STANTON, N.D. (AP) — An effective but dangerous pressurized gas known as anhydrous ammonia has been used for years to deliver nitrogen to soil and crops. But a safer delivery method that uses dry pellets is becoming an increasingly popular alternative, and a North Dakota company is trying to capitalize on the farming change, the Bismarck Tribune (http://bit.ly/1pjL9cu ) reported.
Farmers are making a gradual switch from anhydrous to urea mainly out of safety concerns. Anhydrous ammonia is one of the most potentially dangerous chemicals used in farming. It has a pungent gas with suffocating fumes and has been used as a fertilizer for years.
While anhydrous is cheaper, handling it is a challenge. It requires annual inspections and forces drivers transporting it to slow down to 25 mph. Urea, on the other hand, is easier to haul and can be transported at up to 30 mph.

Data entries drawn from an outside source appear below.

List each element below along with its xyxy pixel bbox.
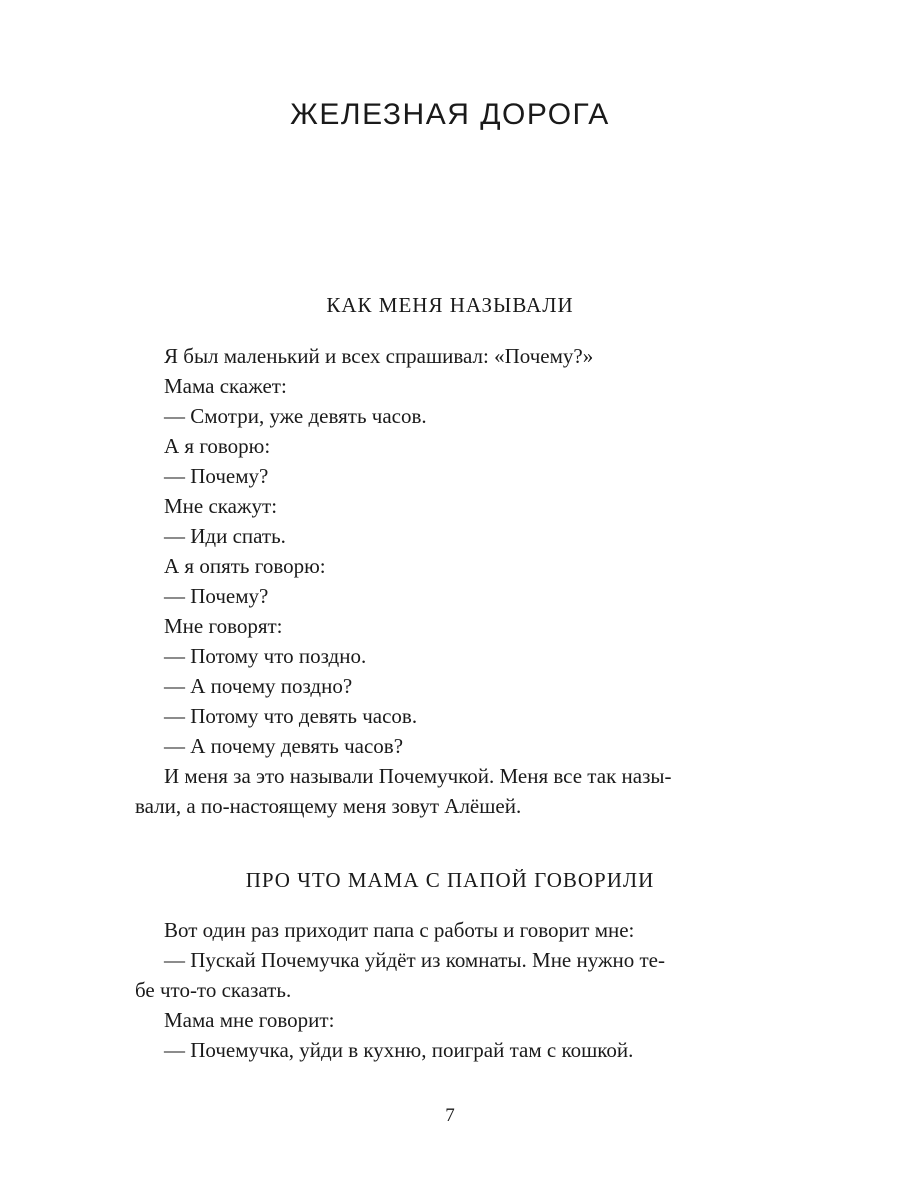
section-heading-pro-chto-mama-s-papoy-govorili: ПРО ЧТО МАМА С ПАПОЙ ГОВОРИЛИ — [245, 868, 655, 892]
section-heading-kak-menya-nazyvali: КАК МЕНЯ НАЗЫВАЛИ — [326, 293, 574, 317]
text-line: А я опять говорю: — [164, 554, 326, 578]
text-line: Мама скажет: — [164, 374, 287, 398]
text-line: бе что-то сказать. — [135, 978, 292, 1002]
text-line: вали, а по-настоящему меня зовут Алёшей. — [135, 794, 522, 818]
text-line: — А почему девять часов? — [164, 734, 404, 758]
story-text-section-2 — [135, 915, 747, 1065]
text-line: — Иди спать. — [164, 524, 286, 548]
page-title: ЖЕЛЕЗНАЯ ДОРОГА — [290, 98, 610, 131]
text-line: Мне говорят: — [164, 614, 283, 638]
story-text-section-1 — [135, 341, 747, 821]
text-line: — А почему поздно? — [164, 674, 353, 698]
text-line: Вот один раз приходит папа с работы и говорит мне: — [164, 918, 635, 942]
text-line: И меня за это называли Почемучкой. Меня все так назы- — [164, 764, 672, 788]
page-number: 7 — [445, 1105, 455, 1126]
text-line: Я был маленький и всех спрашивал: «Почему?» — [164, 344, 594, 368]
text-line: — Смотри, уже девять часов. — [164, 404, 427, 428]
text-line: А я говорю: — [164, 434, 271, 458]
text-line: Мне скажут: — [164, 494, 278, 518]
text-line: — Почему? — [164, 464, 269, 488]
text-line: — Почемучка, уйди в кухню, поиграй там с кошкой. — [164, 1038, 634, 1062]
text-line: — Потому что девять часов. — [164, 704, 418, 728]
text-line: Мама мне говорит: — [164, 1008, 335, 1032]
text-line: — Почему? — [164, 584, 269, 608]
text-line: — Потому что поздно. — [164, 644, 367, 668]
text-line: — Пускай Почемучка уйдёт из комнаты. Мне нужно те- — [164, 948, 665, 972]
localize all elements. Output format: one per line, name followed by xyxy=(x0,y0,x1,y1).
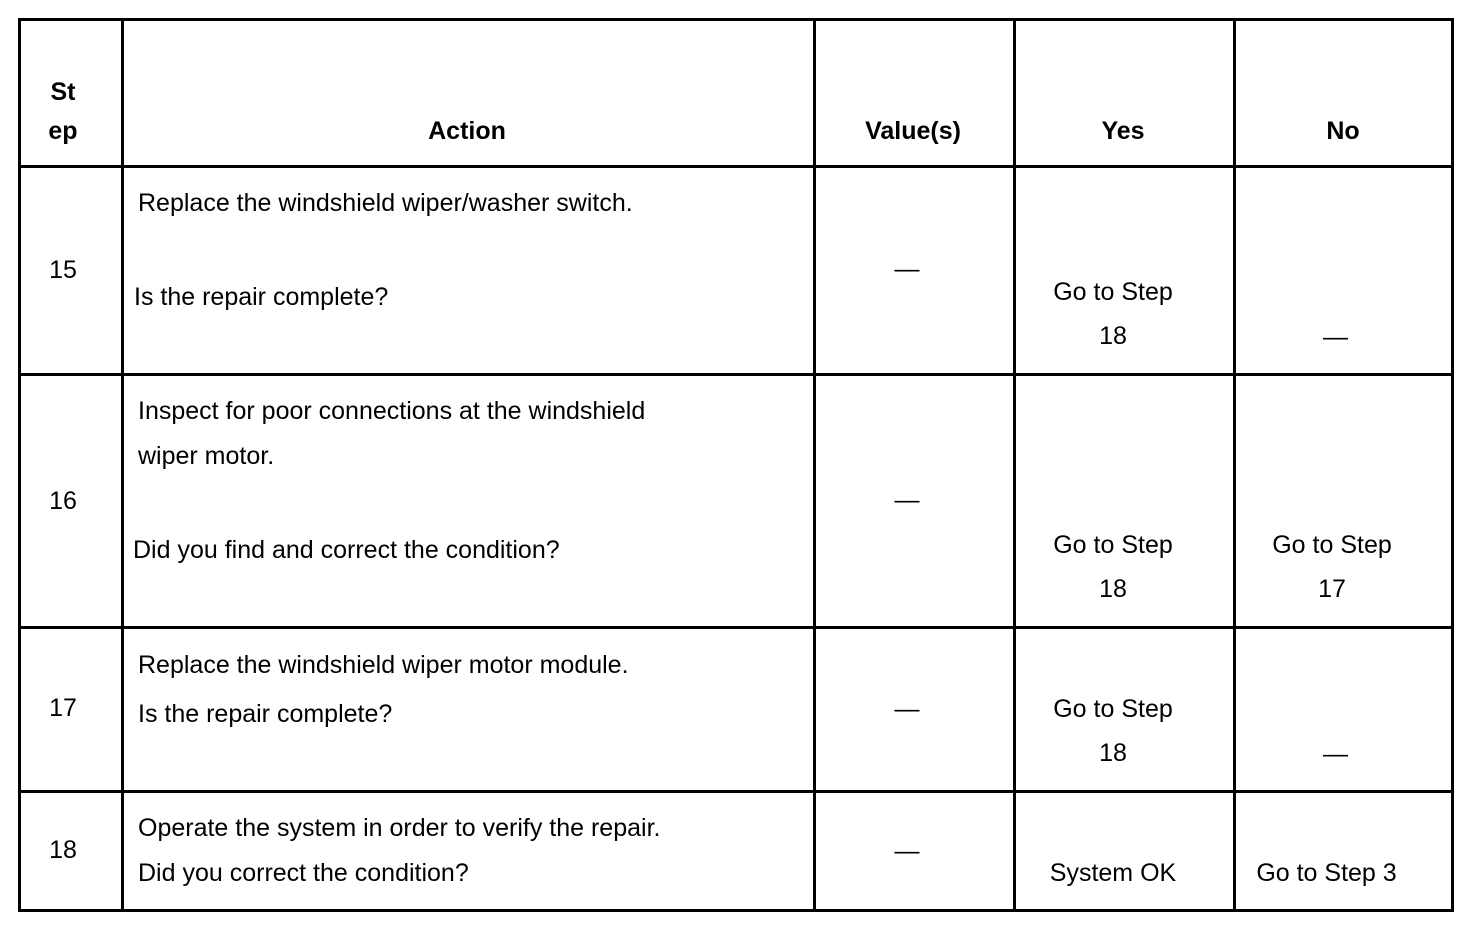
action-text: Replace the windshield wiper motor module. xyxy=(138,651,629,679)
step-number: 17 xyxy=(49,694,77,722)
action-text: Operate the system in order to verify the repair. xyxy=(138,814,661,842)
step-number: 15 xyxy=(49,256,77,284)
action-question: Did you correct the condition? xyxy=(138,859,469,887)
row-divider xyxy=(21,790,1451,793)
action-question: Did you find and correct the condition? xyxy=(133,536,560,564)
column-divider xyxy=(1013,21,1016,909)
header-action: Action xyxy=(428,117,506,145)
action-question: Is the repair complete? xyxy=(134,283,389,311)
no-dash: — xyxy=(1323,740,1348,768)
no-goto: Go to Step 3 xyxy=(1256,859,1397,887)
step-number: 18 xyxy=(49,836,77,864)
value-dash: — xyxy=(894,486,920,514)
no-dash: — xyxy=(1323,323,1348,351)
column-divider xyxy=(1233,21,1236,909)
no-goto-line2: 17 xyxy=(1318,575,1346,603)
value-dash: — xyxy=(894,837,920,865)
column-divider xyxy=(121,21,124,909)
header-step-line2: ep xyxy=(48,117,78,145)
column-divider xyxy=(813,21,816,909)
row-divider xyxy=(21,165,1451,168)
yes-goto-line1: Go to Step xyxy=(1053,695,1173,723)
yes-goto-line2: 18 xyxy=(1099,322,1127,350)
no-goto-line1: Go to Step xyxy=(1272,531,1392,559)
header-yes: Yes xyxy=(1101,117,1145,145)
value-dash: — xyxy=(894,255,920,283)
action-text: Replace the windshield wiper/washer switch. xyxy=(138,189,633,217)
header-no: No xyxy=(1326,117,1360,145)
yes-goto-line1: Go to Step xyxy=(1053,531,1173,559)
header-values: Value(s) xyxy=(865,117,961,145)
action-text: Inspect for poor connections at the windshield xyxy=(138,397,646,425)
yes-goto-line2: 18 xyxy=(1099,575,1127,603)
yes-goto-line2: 18 xyxy=(1099,739,1127,767)
step-number: 16 xyxy=(49,487,77,515)
action-question: Is the repair complete? xyxy=(138,700,393,728)
row-divider xyxy=(21,373,1451,376)
row-divider xyxy=(21,626,1451,629)
yes-goto-line1: Go to Step xyxy=(1053,278,1173,306)
value-dash: — xyxy=(894,695,920,723)
yes-result: System OK xyxy=(1049,859,1177,887)
action-text: wiper motor. xyxy=(138,442,275,470)
header-step-line1: St xyxy=(50,78,76,106)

"It's so difficult in North Dakota with the farm labor shortage and you don't want to put just anybody behind the wheel," said Ron Berg, an agronomist at Beulah Farmer's Union chemical plant.
The newspaper reported that the switch has pushed Dakota Gasification Co., to build the first-ever urea plant in North Dakota. The company is spending $402 million on the facility.
About 750 workers are expected to start the site's construction in the spring, and the first shipments of urea are expected to come out of the plant in 2017.
"From 2015 to 2016, we'll be going right on through. It's an aggressive schedule," said Jim Greer, head of the project.